L’objectif du gouvernement n’est pas d’accueillir les migrants. Il est de les disperser, de les rendre invisibles ou de le tenter, en particulier pour céder à l’électorat le plus réactionnaire, à tous ceux qui pensent que ces migrants viendraient manger notre pain et voler nos boulots ! Un peu partout où des réfugiés sont arrivés ces tout derniers temps, des manifestations de mauvais coucheurs du FN ou autres xénophobes ont eu lieu et ont été relayées par les médias... Oui, de quoi avoir honte, de quoi en avoir la nausée. Mais des contre-manifestations bien plus nombreuses ont eu lieu aussi, dans de nombreuses villes de tailles diverses. Des initiatives qui expriment de la chaleur humaine, de l’espoir... Partout où c’est possible, il faut en être, il faut le permettre. À qui pourrait-on faire croire que 10 000 personnes de plus ne pourraient trouver place dans un pays qui compte 65 millions d’habitants ? Certes dans des conditions parfois elles aussi discutables, l’Allemagne en a accueilli un million !

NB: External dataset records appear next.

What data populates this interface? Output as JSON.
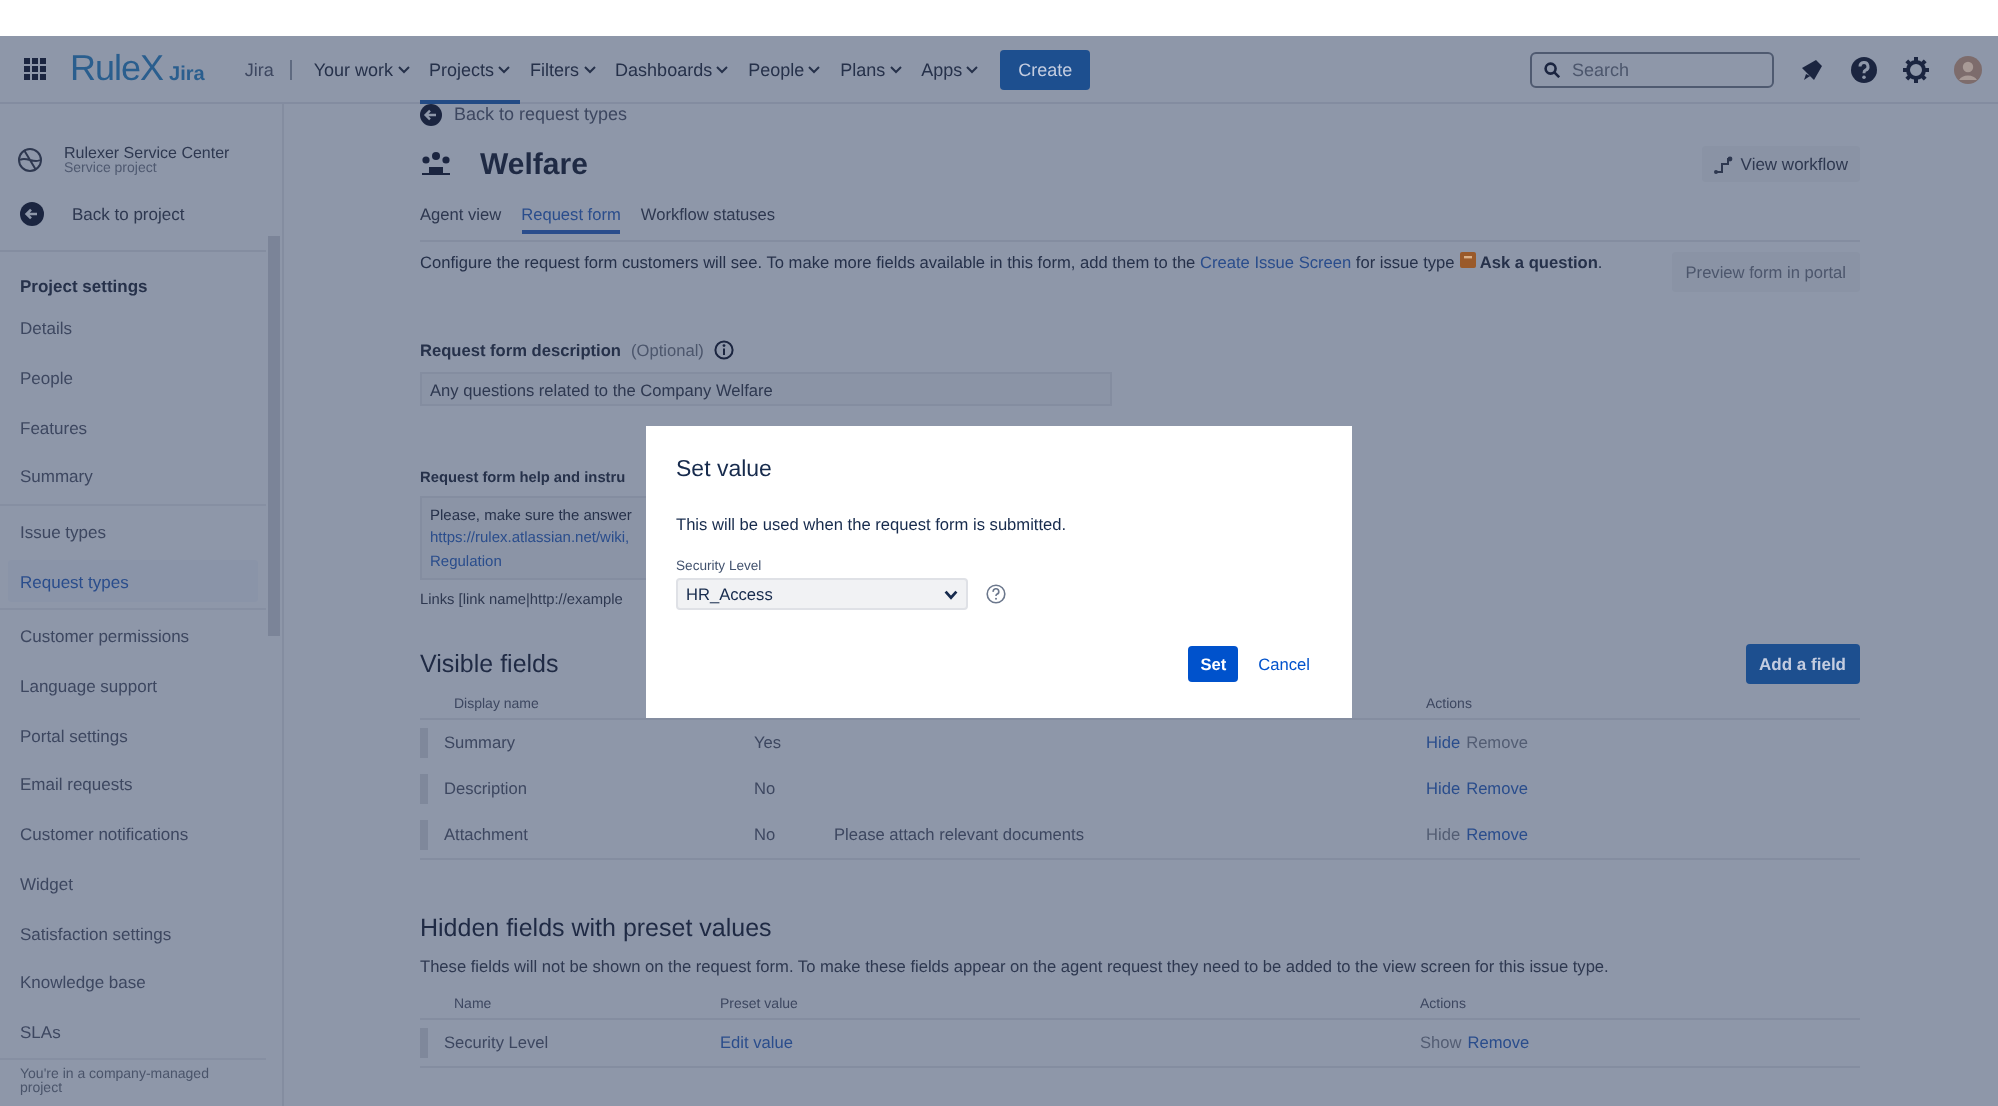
{
  "top_nav": {
    "logo": {
      "brand": "RuleX",
      "product": "Jira"
    },
    "product_link": "Jira",
    "menus": [
      {
        "label": "Your work",
        "selected": false
      },
      {
        "label": "Projects",
        "selected": true
      },
      {
        "label": "Filters",
        "selected": false
      },
      {
        "label": "Dashboards",
        "selected": false
      },
      {
        "label": "People",
        "selected": false
      },
      {
        "label": "Plans",
        "selected": false
      },
      {
        "label": "Apps",
        "selected": false
      }
    ],
    "create_button": "Create",
    "search": {
      "placeholder": "Search"
    }
  },
  "sidebar": {
    "project": {
      "name": "Rulexer Service Center",
      "type": "Service project"
    },
    "back_link": "Back to project",
    "section_title": "Project settings",
    "groups": [
      [
        {
          "label": "Details",
          "selected": false
        },
        {
          "label": "People",
          "selected": false
        },
        {
          "label": "Features",
          "selected": false
        },
        {
          "label": "Summary",
          "selected": false
        }
      ],
      [
        {
          "label": "Issue types",
          "selected": false
        },
        {
          "label": "Request types",
          "selected": true
        }
      ],
      [
        {
          "label": "Customer permissions",
          "selected": false
        },
        {
          "label": "Language support",
          "selected": false
        },
        {
          "label": "Portal settings",
          "selected": false
        },
        {
          "label": "Email requests",
          "selected": false
        },
        {
          "label": "Customer notifications",
          "selected": false
        },
        {
          "label": "Widget",
          "selected": false
        },
        {
          "label": "Satisfaction settings",
          "selected": false
        },
        {
          "label": "Knowledge base",
          "selected": false
        },
        {
          "label": "SLAs",
          "selected": false
        }
      ]
    ],
    "footer": "You're in a company-managed project"
  },
  "main": {
    "back_link": "Back to request types",
    "title": "Welfare",
    "view_workflow": "View workflow",
    "tabs": [
      {
        "label": "Agent view",
        "selected": false
      },
      {
        "label": "Request form",
        "selected": true
      },
      {
        "label": "Workflow statuses",
        "selected": false
      }
    ],
    "intro": {
      "before": "Configure the request form customers will see. To make more fields available in this form, add them to the",
      "link": "Create Issue Screen",
      "middle": "for issue type",
      "issue_type": "Ask a question",
      "after": "."
    },
    "preview_button": "Preview form in portal",
    "description": {
      "label": "Request form description",
      "optional": "(Optional)",
      "value": "Any questions related to the Company Welfare"
    },
    "help": {
      "label": "Request form help and instru",
      "text": "Please, make sure the answer",
      "link": "https://rulex.atlassian.net/wiki,",
      "link_2": "Regulation",
      "hint": "Links [link name|http://example"
    },
    "visible_fields": {
      "title": "Visible fields",
      "add_button": "Add a field",
      "columns": [
        "Display name",
        "Actions"
      ],
      "rows": [
        {
          "name": "Summary",
          "required": "Yes",
          "help": "",
          "actions": [
            {
              "label": "Hide",
              "disabled": false
            },
            {
              "label": "Remove",
              "disabled": true
            }
          ]
        },
        {
          "name": "Description",
          "required": "No",
          "help": "",
          "actions": [
            {
              "label": "Hide",
              "disabled": false
            },
            {
              "label": "Remove",
              "disabled": false
            }
          ]
        },
        {
          "name": "Attachment",
          "required": "No",
          "help": "Please attach relevant documents",
          "actions": [
            {
              "label": "Hide",
              "disabled": true
            },
            {
              "label": "Remove",
              "disabled": false
            }
          ]
        }
      ]
    },
    "hidden_fields": {
      "title": "Hidden fields with preset values",
      "description": "These fields will not be shown on the request form. To make these fields appear on the agent request they need to be added to the view screen for this issue type.",
      "columns": [
        "Name",
        "Preset value",
        "Actions"
      ],
      "rows": [
        {
          "name": "Security Level",
          "preset": "Edit value",
          "actions": [
            {
              "label": "Show",
              "disabled": true
            },
            {
              "label": "Remove",
              "disabled": false
            }
          ]
        }
      ]
    }
  },
  "dialog": {
    "title": "Set value",
    "message": "This will be used when the request form is submitted.",
    "field_label": "Security Level",
    "value": "HR_Access",
    "primary": "Set",
    "secondary": "Cancel"
  }
}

Les travailleurs doivent se dresser contre cette politique nauséabonde du gouvernement français, de refoulement meurtrier des migrants (les médias donnent aujourd’hui le total de 3 800 personnes mortes en Méditerranée depuis janvier 2016, et ils ne comptent pas, et pour cause, tous ceux dont la mer ne rendra jamais les corps). Ils doivent montrer leur solidarité à l’égard de réfugiés avec lesquels ils ont incomparablement plus en commun qu’avec les patrons et les dirigeants politiques à leur service. Les travailleurs ont tout à craindre de ces derniers qui leur volent leurs emplois à coups de dizaines de milliers de licenciements et de suppressions de postes. Elle a en revanche tout à espérer des migrants, nouveaux venus qui seront des alliés dans les prochaines luttes tous ensemble.

31 octobre 2016


[1Voir le « Billet » de Maryline Baumard, en page 10 du Monde des 30 et 31 octobre.